# Radius of Bohr’s Stationary Orbit , Orbital Speed

Bohr’s Stationary Radius : An electron experiences the centripetal electrostatic force of attraction Fe exerted by the positively nucleus of charge Ze, (where Z = atomic number of the nucleus)

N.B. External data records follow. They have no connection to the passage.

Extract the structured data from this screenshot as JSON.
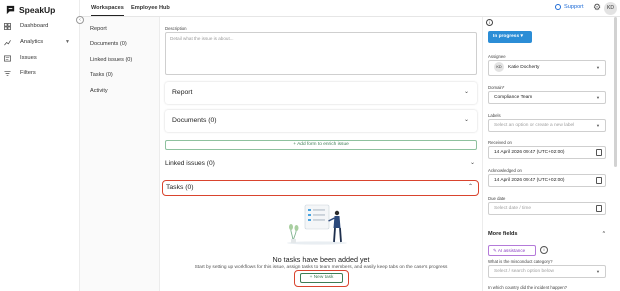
{
  "app": {
    "logo_text": "SpeakUp"
  },
  "leftnav": {
    "items": [
      {
        "label": "Dashboard",
        "icon": "dashboard-icon"
      },
      {
        "label": "Analytics",
        "icon": "analytics-icon"
      },
      {
        "label": "Issues",
        "icon": "issues-icon"
      },
      {
        "label": "Filters",
        "icon": "filters-icon"
      }
    ]
  },
  "topbar": {
    "tabs": [
      {
        "label": "Workspaces"
      },
      {
        "label": "Employee Hub"
      }
    ],
    "support_label": "Support",
    "avatar_initials": "KD"
  },
  "submenu": {
    "items": [
      {
        "label": "Report"
      },
      {
        "label": "Documents (0)"
      },
      {
        "label": "Linked issues (0)"
      },
      {
        "label": "Tasks (0)"
      },
      {
        "label": "Activity"
      }
    ]
  },
  "main": {
    "description_label": "Description",
    "description_placeholder": "Detail what the issue is about...",
    "report_title": "Report",
    "documents_title": "Documents (0)",
    "add_form_label": "+   Add form to enrich issue",
    "linked_title": "Linked issues (0)",
    "tasks_title": "Tasks (0)",
    "empty_title": "No tasks have been added yet",
    "empty_desc": "Start by setting up workflows for this issue, assign tasks to team members, and easily keep tabs on the case's progress",
    "new_task_label": "+   New task"
  },
  "right": {
    "status_label": "In progress  ▾",
    "assignee_label": "Assignee",
    "assignee_initials": "KD",
    "assignee_name": "Katie Docherty",
    "domain_label": "Domain*",
    "domain_value": "Compliance Team",
    "labels_label": "Labels",
    "labels_placeholder": "Select an option or create a new label",
    "received_label": "Received on",
    "received_value": "14 April 2026 09:47 (UTC+02:00)",
    "ack_label": "Acknowledged on",
    "ack_value": "14 April 2026 09:47 (UTC+02:00)",
    "due_label": "Due date",
    "due_placeholder": "Select date / time",
    "more_fields_label": "More fields",
    "ai_label": "AI assistance",
    "category_label": "What is the misconduct category?",
    "category_placeholder": "Select / search option below",
    "country_label": "In which country did the incident happen?"
  },
  "colors": {
    "accent": "#2b8dd6",
    "highlight": "#d9442e",
    "green": "#3d7d55",
    "ai": "#8a3fc2"
  }
}
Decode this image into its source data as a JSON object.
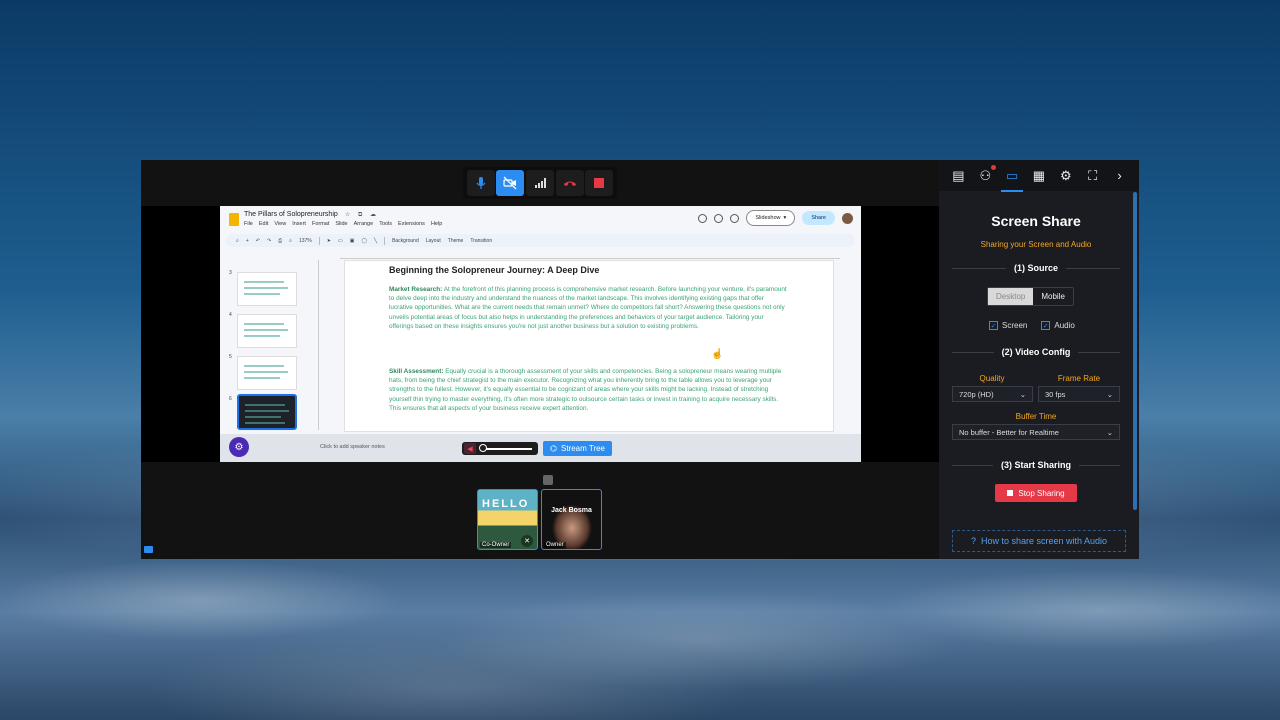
{
  "meeting_controls": {
    "icons": [
      "mic-icon",
      "camera-off-icon",
      "signal-icon",
      "hangup-icon",
      "stop-record-icon"
    ]
  },
  "slides_doc": {
    "title": "The Pillars of Solopreneurship",
    "menu": [
      "File",
      "Edit",
      "View",
      "Insert",
      "Format",
      "Slide",
      "Arrange",
      "Tools",
      "Extensions",
      "Help"
    ],
    "slideshow_label": "Slideshow",
    "share_label": "Share",
    "zoom": "137%",
    "toolbar_items": [
      "Background",
      "Layout",
      "Theme",
      "Transition"
    ],
    "thumb_numbers": [
      "3",
      "4",
      "5",
      "6"
    ],
    "slide_title": "Beginning the Solopreneur Journey: A Deep Dive",
    "para1_head": "Market Research:",
    "para1_body": " At the forefront of this planning process is comprehensive market research. Before launching your venture, it's paramount to delve deep into the industry and understand the nuances of the market landscape. This involves identifying existing gaps that offer lucrative opportunities. What are the current needs that remain unmet? Where do competitors fall short? Answering these questions not only unveils potential areas of focus but also helps in understanding the preferences and behaviors of your target audience. Tailoring your offerings based on these insights ensures you're not just another business but a solution to existing problems.",
    "para2_head": "Skill Assessment:",
    "para2_body": " Equally crucial is a thorough assessment of your skills and competencies. Being a solopreneur means wearing multiple hats, from being the chief strategist to the main executor. Recognizing what you inherently bring to the table allows you to leverage your strengths to the fullest. However, it's equally essential to be cognizant of areas where your skills might be lacking. Instead of stretching yourself thin trying to master everything, it's often more strategic to outsource certain tasks or invest in training to acquire necessary skills. This ensures that all aspects of your business receive expert attention.",
    "speaker_notes": "Click to add speaker notes"
  },
  "share_controls": {
    "stream_tree_label": "Stream Tree"
  },
  "participants": [
    {
      "label": "Co-Owner",
      "overlay": "HELLO"
    },
    {
      "name": "Jack Bosma",
      "label": "Owner"
    }
  ],
  "panel": {
    "tabs": [
      "chat-icon",
      "participants-icon",
      "screen-share-icon",
      "grid-icon",
      "settings-icon",
      "fullscreen-icon",
      "chevron-right-icon"
    ],
    "title": "Screen Share",
    "subtitle": "Sharing your Screen and Audio",
    "section1": "(1) Source",
    "source_options": [
      "Desktop",
      "Mobile"
    ],
    "source_selected": "Desktop",
    "check_screen": "Screen",
    "check_audio": "Audio",
    "section2": "(2) Video Config",
    "quality_label": "Quality",
    "quality_value": "720p (HD)",
    "framerate_label": "Frame Rate",
    "framerate_value": "30 fps",
    "buffer_label": "Buffer Time",
    "buffer_value": "No buffer - Better for Realtime",
    "section3": "(3) Start Sharing",
    "stop_label": "Stop Sharing",
    "help_link": "How to share screen with Audio"
  },
  "colors": {
    "accent": "#2d8cf0",
    "warning_label": "#f5a623",
    "stop": "#e53948",
    "slide_text": "#3aa373"
  }
}
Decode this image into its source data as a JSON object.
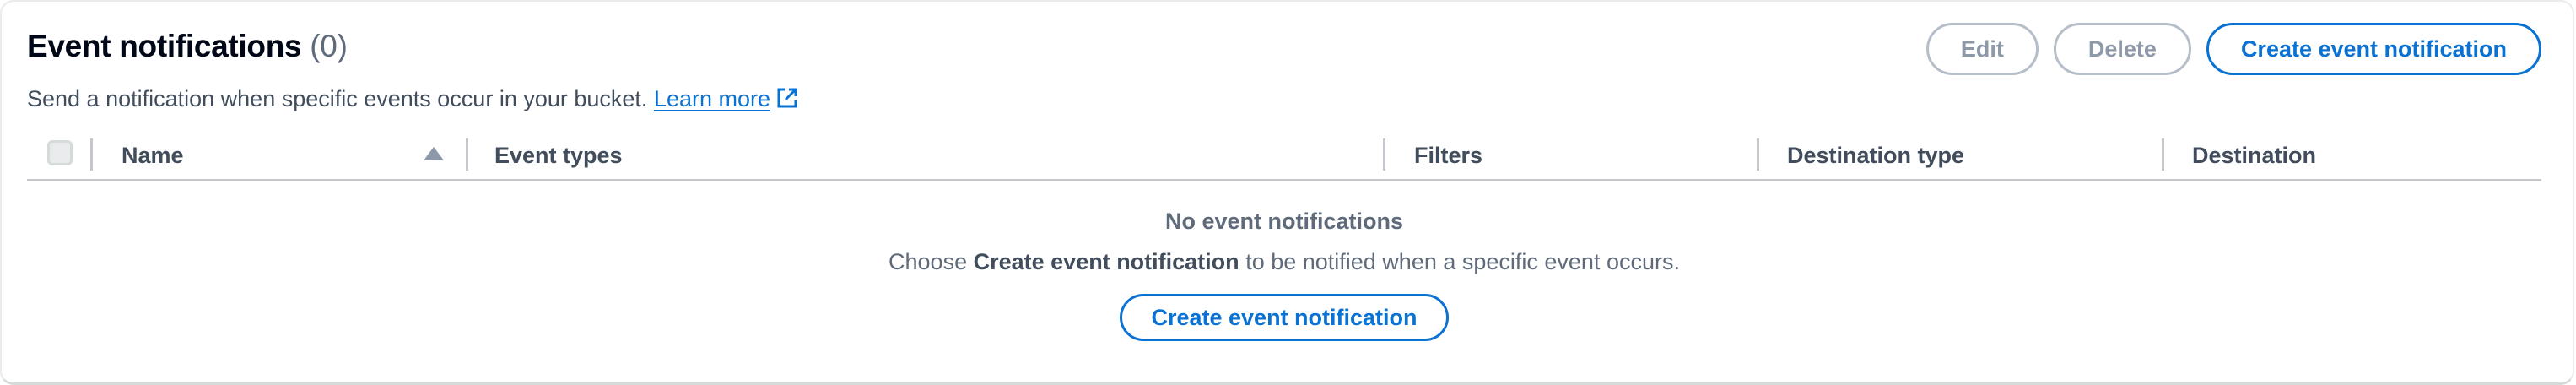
{
  "header": {
    "title": "Event notifications",
    "count": "(0)",
    "description": "Send a notification when specific events occur in your bucket.",
    "learn_more": "Learn more",
    "actions": {
      "edit": "Edit",
      "delete": "Delete",
      "create": "Create event notification"
    }
  },
  "table": {
    "columns": [
      "Name",
      "Event types",
      "Filters",
      "Destination type",
      "Destination"
    ],
    "sort_icon": "sort-ascending-icon"
  },
  "empty_state": {
    "title": "No event notifications",
    "desc_before": "Choose",
    "desc_bold": "Create event notification",
    "desc_after": "to be notified when a specific event occurs.",
    "button": "Create event notification"
  },
  "colors": {
    "link": "#0972d3",
    "disabled_text": "#8d99a8",
    "header_text": "#414d5c"
  }
}
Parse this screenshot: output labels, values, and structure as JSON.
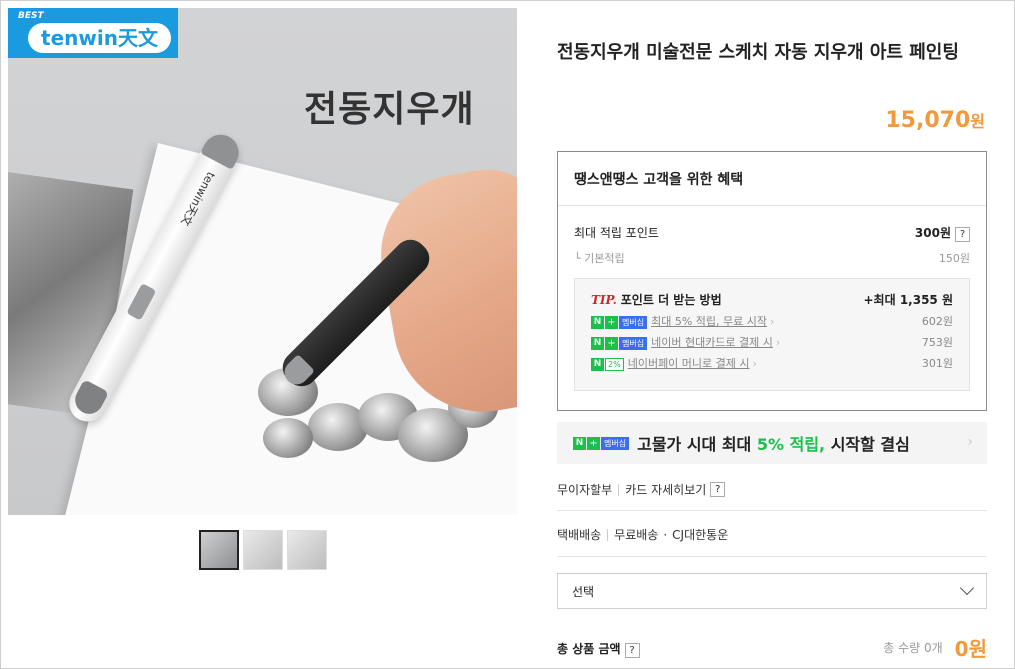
{
  "badge": {
    "best_label": "BEST",
    "logo_text": "tenwin天文"
  },
  "hero": {
    "title": "전동지우개",
    "pen_brand": "tenwin天文"
  },
  "thumbnails": [
    {
      "name": "thumb-1",
      "active": true
    },
    {
      "name": "thumb-2",
      "active": false
    },
    {
      "name": "thumb-3",
      "active": false
    }
  ],
  "product": {
    "title": "전동지우개 미술전문 스케치 자동 지우개 아트 페인팅",
    "price": "15,070",
    "price_unit": "원"
  },
  "benefit": {
    "heading": "땡스앤땡스 고객을 위한 혜택",
    "max_points_label": "최대 적립 포인트",
    "max_points_value": "300원",
    "qmark": "?",
    "base_label": "└ 기본적립",
    "base_value": "150원",
    "tip": {
      "word": "TIP.",
      "label": "포인트 더 받는 방법",
      "max_extra": "+최대 1,355 원",
      "items": [
        {
          "badge_n": "N",
          "badge_plus": "+",
          "badge_tag": "멤버십",
          "text": "최대 5% 적립, 무료 시작",
          "value": "602원"
        },
        {
          "badge_n": "N",
          "badge_plus": "+",
          "badge_tag": "멤버십",
          "text": "네이버 현대카드로 결제 시",
          "value": "753원"
        },
        {
          "badge_n": "N",
          "badge_tag": "2%",
          "text": "네이버페이 머니로 결제 시",
          "value": "301원"
        }
      ],
      "chevron": "›"
    }
  },
  "banner": {
    "badge_n": "N",
    "badge_plus": "+",
    "badge_tag": "멤버십",
    "text_a": "고물가 시대 최대 ",
    "text_hl": "5% 적립,",
    "text_b": " 시작할 결심",
    "chevron": "›"
  },
  "payment": {
    "installment": "무이자할부",
    "card_detail": "카드 자세히보기",
    "qmark": "?"
  },
  "shipping": {
    "type": "택배배송",
    "fee": "무료배송",
    "dot": "·",
    "carrier": "CJ대한통운"
  },
  "option_select": {
    "value": "선택"
  },
  "total": {
    "label": "총 상품 금액",
    "qmark": "?",
    "qty": "총 수량 0개",
    "amount": "0원"
  },
  "colors": {
    "accent": "#f09a3e",
    "naver_green": "#19c04a",
    "best_blue": "#1a9be0"
  }
}
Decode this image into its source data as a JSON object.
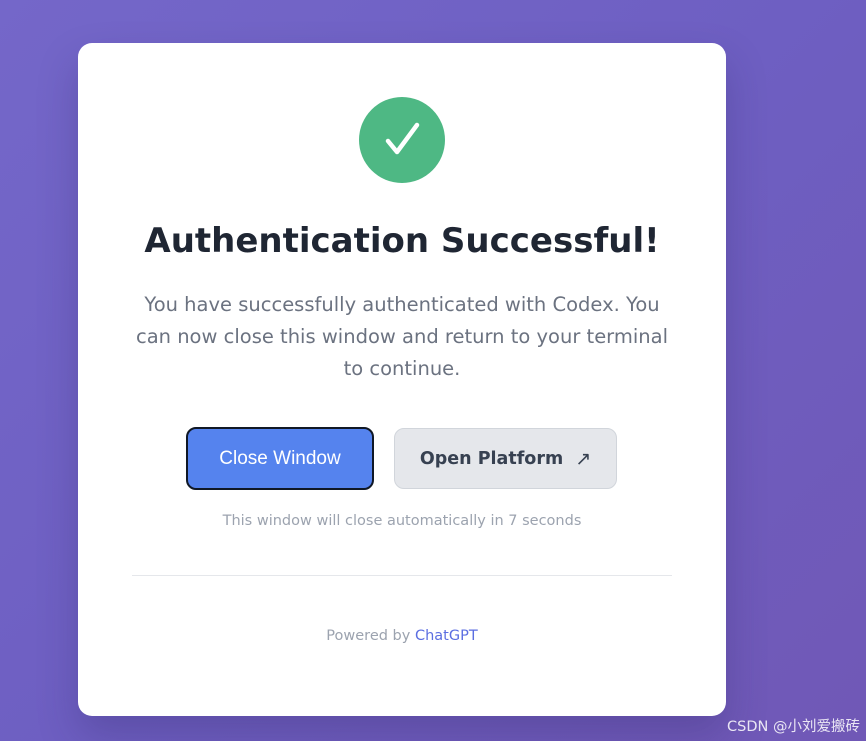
{
  "card": {
    "title": "Authentication Successful!",
    "message": "You have successfully authenticated with Codex. You can now close this window and return to your terminal to continue.",
    "icon": "checkmark-icon",
    "success_color": "#4eb884"
  },
  "buttons": {
    "close_label": "Close Window",
    "platform_label": "Open Platform",
    "platform_icon": "external-arrow-icon",
    "platform_arrow": "↗",
    "primary_color": "#5583ee"
  },
  "countdown_text": "This window will close automatically in 7 seconds",
  "footer": {
    "prefix": "Powered by",
    "link_text": "ChatGPT",
    "link_color": "#5b6ee1"
  },
  "watermark": "CSDN @小刘爱搬砖"
}
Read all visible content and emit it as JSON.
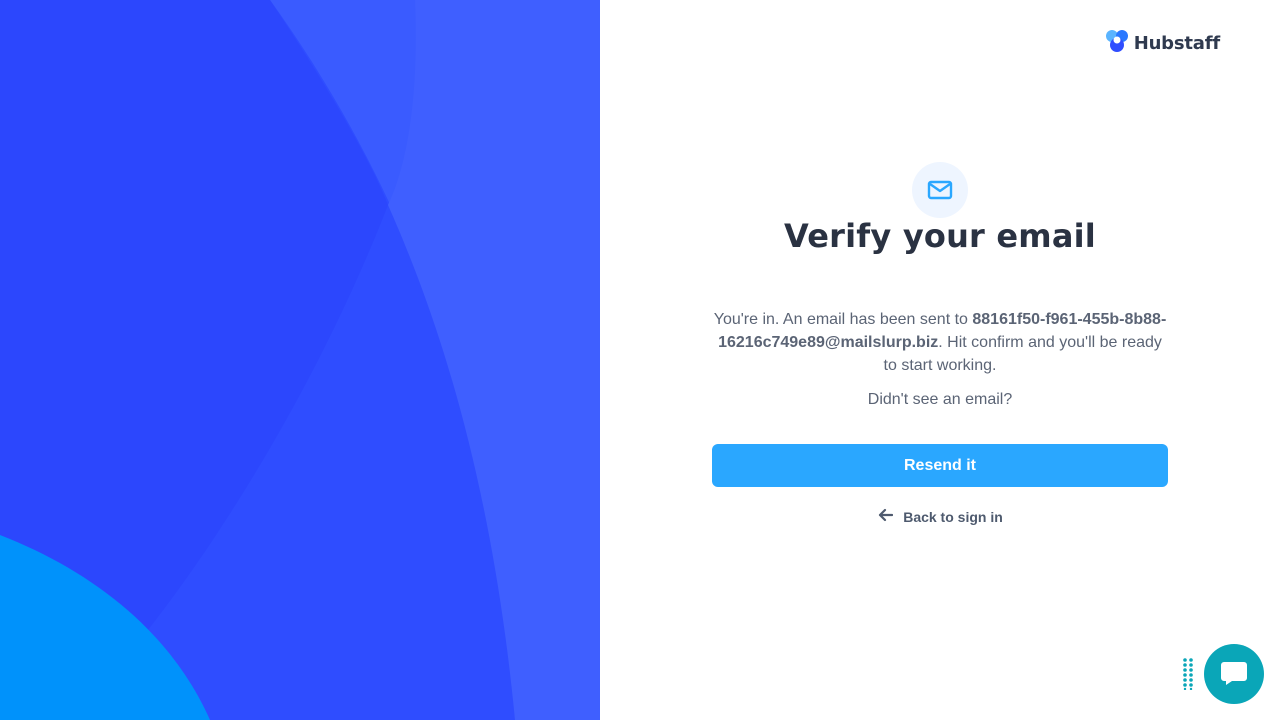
{
  "brand": {
    "name": "Hubstaff"
  },
  "icons": {
    "logo": "hubstaff-logo-icon",
    "mail": "envelope-icon",
    "back": "arrow-left-icon",
    "chat": "chat-bubble-icon",
    "drag": "drag-handle-icon"
  },
  "verify": {
    "title": "Verify your email",
    "desc_prefix": "You're in. An email has been sent to ",
    "email": "88161f50-f961-455b-8b88-16216c749e89@mailslurp.biz",
    "desc_suffix": ". Hit confirm and you'll be ready to start working.",
    "didnt_see": "Didn't see an email?",
    "resend_label": "Resend it",
    "back_label": "Back to sign in"
  },
  "colors": {
    "left_bg": "#2f4dff",
    "accent": "#2aa7ff",
    "chat": "#0aa6b8",
    "heading": "#2a3242",
    "body_text": "#5b6475"
  }
}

$\displaystyle F_e = \frac{m v^2}{r}$

According to Coulomb’s Law :

$\displaystyle \frac{1}{4\pi \epsilon_0}\frac{(Ze)(e)}{r^2} = \frac{Z e^2}{4\pi\epsilon_0 r^2}$

$\displaystyle \frac{Z e^2}{4\pi\epsilon_0 r^2} = \frac{m v^2}{r}$

$\displaystyle v^2 = \frac{Z e^2}{4\pi\epsilon_0 m r}$

Eliminating v by using the expression mvr = nh/2π  , n being an integer (n = 1, 2, 3, . . . ) we obtain,

$\displaystyle (\frac{n h}{2\pi mr})^2 = \frac{Z e^2}{4\pi\epsilon_0 m r}$

$\displaystyle \frac{n^2 h^2}{4\pi^2 m^2 r^2} = \frac{Z e^2}{4\pi\epsilon_0 m r}$

$\displaystyle r = \frac{\epsilon_0 n^2 h^2}{\pi Z m e^2}$

Since , h, Z, m etc. are constants. Expressing r in terms of n and Z,

$\displaystyle r = \frac{r_0 n^2}{Z}$ Where $latex \displaystyle r_0 = \frac{\epsilon_0 h^2}{\pi m e^2}$

is the radius of the orbit of an electron in its ground state

n = 1, of a hydrogen atom (Z = 1)

Numerically, r0 = 0.53 A0

Thus, $\displaystyle r_0 = 0.53\frac{n^2}{Z}A^o$

### Orbital speed:

$\displaystyle mvr = \frac{nh}{2\pi}$

$\displaystyle v = \frac{nh}{2\pi m r}$

Substituting the value of r we get

$\displaystyle v = nh/(2\pi m)\frac{\epsilon_0 n^2h^2}{\pi m e^2 Z}$

$\displaystyle v = \frac{Z e^2}{2\epsilon_0 n h}$

$\displaystyle v = \frac{v_0 Z}{n}$

where v0 = e2/2ε0h is the speed of an electron in Bohr’s ground state (n = 1) orbit of hydrogen atom.